4.1 Caso que deu ensejo ao Habeas Corpus nº 126.292

Inicialmente, insta salientar que, quando o assunto em comento é o Habeas Corpus nº 126.292, muitos (apoiadores ou não da nova decisão), ao debaterem o tema sequer imaginam de qual seja o caso que ensejou a decisão.

Adianta-se que referida situação trata-se de momento em que o Supremo Tribunal Federal, revestindo-se de um Ativismo Judicial sem precedentes, julgou de forma contrária à Constituição, mudando entendimento pacificado há anos.

Tal acontecimento deu-se em momento em que o Brasil passa por devasta crise política e judicial, razão pela qual, o novo posicionamento é acolhido e apoiado por diversas pessoas, com conhecimento técnico, ou não, que enxergam na decisão o fim da impunidade para aqueles que cometem crimes políticos, os chamados crimes de colarinho branco – pelo qual pessoas de grande importância na sociedade incorrem em delitos, através de “fraudes e outras tramoias [...] para desviar dinheiro” (RODRIGUES, 2017).

Todavia, como se verá a seguir, o crime que deu ensejo ao novo posicionamento do Tribunal, nem mesmo se compara à referida modalidade de crimes citada, como supõe os defensores da decisão.

Tudo teve início em 29 de março de 2011, na cidade de Itapecerica da Serra/SP, onde dois jovens (M.R.D. e A.S.L.)[8] foram denunciados pelo Ministério Público pelo cometimento do crime de roubo qualificado. Ambos foram presos preventivamente, porém tiveram as prisões revogadas ao longo do processo, chegando ao julgamento livres.

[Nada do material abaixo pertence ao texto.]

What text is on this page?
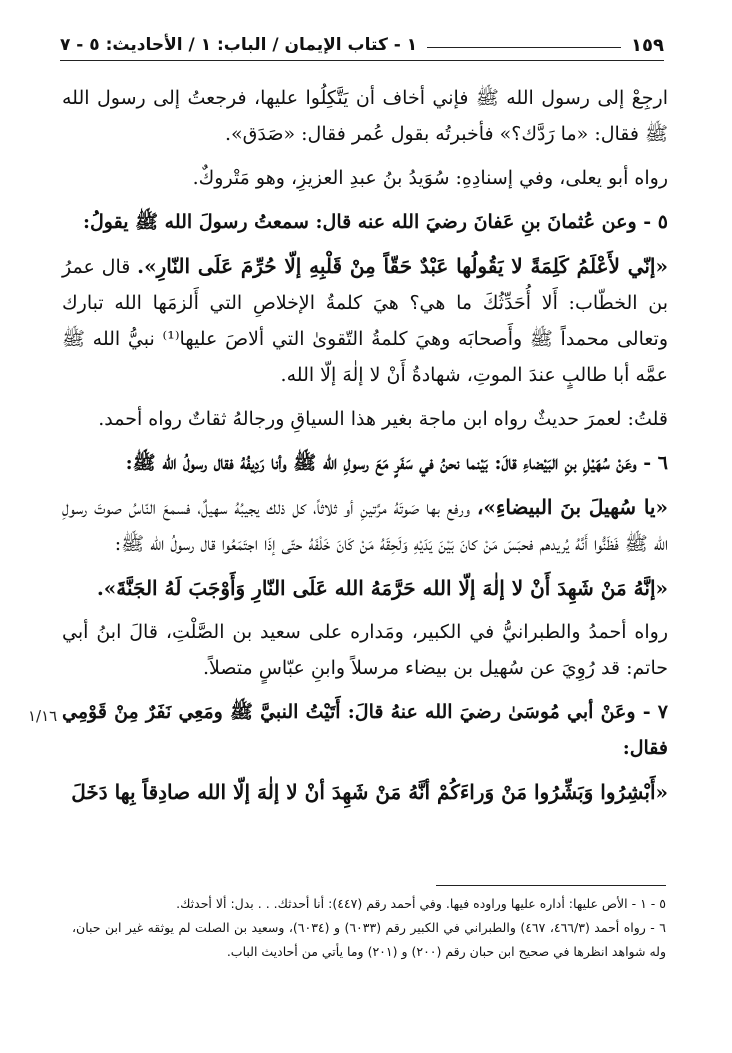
١٥٩
١ - كتاب الإيمان / الباب: ١ / الأحاديث: ٥ - ٧

ارجِعْ إلى رسول الله ﷺ فإني أخاف أن يَتَّكِلُوا عليها، فرجعتُ إلى رسول الله ﷺ فقال: «ما رَدَّك؟» فأخبرتُه بقول عُمر فقال: «صَدَق».

رواه أبو يعلى، وفي إسنادِهِ: سُوَيدُ بنُ عبدِ العزيزِ، وهو مَتْروكٌ.

٥ - وعن عُثمانَ بنِ عَفانَ رضيَ الله عنه قال: سمعتُ رسولَ الله ﷺ يقولُ:

«إنّي لأَعْلَمُ كَلِمَةً لا يَقُولُها عَبْدٌ حَقّاً مِنْ قَلْبِهِ إلّا حُرِّمَ عَلَى النّارِ». قال عمرُ بن الخطّاب: أَلا أُحَدِّثُكَ ما هي؟ هيَ كلمةُ الإخلاصِ التي أَلزمَها الله تبارك وتعالى محمداً ﷺ وأَصحابَه وهيَ كلمةُ التّقوىٰ التي ألاصَ عليها⁽¹⁾ نبيُّ الله ﷺ عمَّه أبا طالبٍ عندَ الموتِ، شهادةُ أَنْ لا إلٰهَ إلّا الله.

قلتُ: لعمرَ حديثٌ رواه ابن ماجة بغير هذا السياقِ ورجالهُ ثقاتٌ رواه أحمد.

٦ - وعَنْ سُهَيْلِ بنِ البَيْضاءِ قالَ: بَيْنما نحنُ في سَفَرٍ مَعَ رسولِ الله ﷺ وأنا رَدِيفُهُ فقال رسولُ الله ﷺ:

«يا سُهيلَ بنَ البيضاءِ»، ورفع بها صَوتَهُ مرَّتينِ أو ثلاثاً، كل ذلك يجيبُهُ سهيلٌ، فسمعَ النّاسُ صوتَ رسولِ الله ﷺ فَظَنُّوا أَنَّهُ يُريدهم فحبَسَ مَنْ كانَ بَيْنَ يَدَيْهِ وَلَحِقَهُ مَنْ كَانَ خَلْفَهُ حتّى إذَا اجتَمَعُوا قال رسولُ الله ﷺ:

«إنَّهُ مَنْ شَهِدَ أَنْ لا إلٰهَ إلّا الله حَرَّمَهُ الله عَلَى النّارِ وَأَوْجَبَ لَهُ الجَنَّةَ».

رواه أحمدُ والطبرانيُّ في الكبير، ومَداره على سعيد بن الصَّلْتِ، قالَ ابنُ أبي حاتم: قد رُوِيَ عن سُهيل بن بيضاء مرسلاً وابنِ عبّاسٍ متصلاً.

٧ - وعَنْ أبي مُوسَىٰ رضيَ الله عنهُ قالَ: أَتَيْتُ النبيَّ ﷺ ومَعِي نَفَرٌ مِنْ قَوْمِي فقال:

«أَبْشِرُوا وَبَشِّرُوا مَنْ وَراءَكُمْ أنَّهُ مَنْ شَهِدَ أنْ لا إلٰهَ إلّا الله صادِقاً بِها دَخَلَ

١/١٦

٥ - ١ - الأص عليها: أداره عليها وراوده فيها. وفي أحمد رقم (٤٤٧): أنا أحدثك. . . بدل: ألا أحدثك.

٦ - رواه أحمد (٤٦٦/٣، ٤٦٧) والطبراني في الكبير رقم (٦٠٣٣) و (٦٠٣٤)، وسعيد بن الصلت لم يوثقه غير ابن حبان، وله شواهد انظرها في صحيح ابن حبان رقم (٢٠٠) و (٢٠١) وما يأتي من أحاديث الباب.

A sentença datada de 28 de junho de 2013 condenou ambos os agentes: A.S.L. com pena de 6 anos e 8 meses, e M.R.D. com pena de 5 anos e 4 meses. O primeiro teve sua prisão decretada. Entretanto, permitiu o juiz, não enxergando periculosidade em M.R.D., que este recorresse em liberdade. O Ministério Público contentou-se com a decisão e não interpôs recurso. Ambos os agentes apelaram ao Tribunal de Justiça de São Paulo.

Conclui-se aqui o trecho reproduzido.